When Integrity is Missing

You know that person who says they will do something and then doesn’t do it? The one who says he’ll be at your place at 10:00, then shows up 15 minutes – or an hour – late. Or the one who says she’ll email you that document as soon as she gets back to the office but you still haven’t received it by the next afternoon?

I was annoyed with both of those people, which didn’t change a thing, of course. I knew I needed to follow up – to let both of them know that what they promised did not match their actions. But I didn’t want to hear their explanations. I just wanted to point out the gap between promise and performance, and figure out how to get things to match better in the future. If you know a nice way to do this, let me know.

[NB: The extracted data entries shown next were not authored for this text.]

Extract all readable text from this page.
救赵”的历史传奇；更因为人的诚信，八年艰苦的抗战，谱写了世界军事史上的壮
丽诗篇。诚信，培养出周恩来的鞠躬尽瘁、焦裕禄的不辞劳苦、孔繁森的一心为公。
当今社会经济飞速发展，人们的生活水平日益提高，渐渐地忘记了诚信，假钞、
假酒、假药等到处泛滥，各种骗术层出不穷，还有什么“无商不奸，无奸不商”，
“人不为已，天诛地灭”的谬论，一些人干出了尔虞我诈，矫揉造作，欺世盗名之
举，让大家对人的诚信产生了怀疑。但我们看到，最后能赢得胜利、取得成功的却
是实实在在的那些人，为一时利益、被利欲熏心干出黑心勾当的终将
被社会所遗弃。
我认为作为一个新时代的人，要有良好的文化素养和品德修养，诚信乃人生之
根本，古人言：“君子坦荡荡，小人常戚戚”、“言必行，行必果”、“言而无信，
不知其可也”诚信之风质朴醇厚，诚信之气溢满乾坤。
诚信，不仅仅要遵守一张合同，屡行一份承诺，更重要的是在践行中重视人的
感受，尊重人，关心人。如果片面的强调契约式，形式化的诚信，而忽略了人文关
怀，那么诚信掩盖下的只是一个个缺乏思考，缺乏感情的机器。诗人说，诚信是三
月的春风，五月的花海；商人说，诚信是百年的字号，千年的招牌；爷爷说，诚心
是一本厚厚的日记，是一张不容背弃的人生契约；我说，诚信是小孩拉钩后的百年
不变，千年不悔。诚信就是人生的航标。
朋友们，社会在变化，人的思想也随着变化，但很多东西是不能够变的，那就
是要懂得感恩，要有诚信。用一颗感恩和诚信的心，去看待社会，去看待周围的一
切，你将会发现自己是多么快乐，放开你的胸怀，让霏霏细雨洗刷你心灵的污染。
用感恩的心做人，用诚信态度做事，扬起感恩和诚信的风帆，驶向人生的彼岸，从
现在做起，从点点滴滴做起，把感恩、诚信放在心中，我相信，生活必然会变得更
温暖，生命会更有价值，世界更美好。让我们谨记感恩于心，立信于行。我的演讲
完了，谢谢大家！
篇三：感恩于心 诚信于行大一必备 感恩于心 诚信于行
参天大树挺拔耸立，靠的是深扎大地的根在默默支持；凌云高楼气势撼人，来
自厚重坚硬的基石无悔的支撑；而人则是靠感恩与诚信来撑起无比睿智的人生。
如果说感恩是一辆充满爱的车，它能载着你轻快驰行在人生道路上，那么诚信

The other thing is that those broken agreements are also my bad. Agreements always have 2 ends, and I am at one of them. Did I not get a good promise? Did I not let them know their being prompt mattered to me? With the person who showed up late, I failed to let them know I had a meeting to get to, and hoped they would be on time. With the person who promised the email document, I didn’t tell them I had promised to forward it to someone else. I had to revoke that promise and make the request again.

Letting people know WHY something matters to you makes a difference because it underlines the importance of the agreement. When people know it matters, they raise their attention a bit. I dropped that ball.

It also occurred to me to do a bit of housekeeping with my own agreements. I looked over my schedule and my Due List (it used to be a To Do List, but my husband pointed out that I needed to practice what I preach and list the “deliverables” and who will get them). Sure enough, I saw several places where I had let something slip past the due date. So I had some cleanup to do myself.

Integrity is about honoring agreements. First, I need to have a good agreement – clean and clear about what will be delivered, and when, and why it matters. Second, I need to schedule whatever work is required in order to keep that agreement. Third, I need to put that schedule and agreement where I will see it, instead of putting it in a file folder under my desk or something. OK: Agreement, Schedule, Visible. Lesson learned.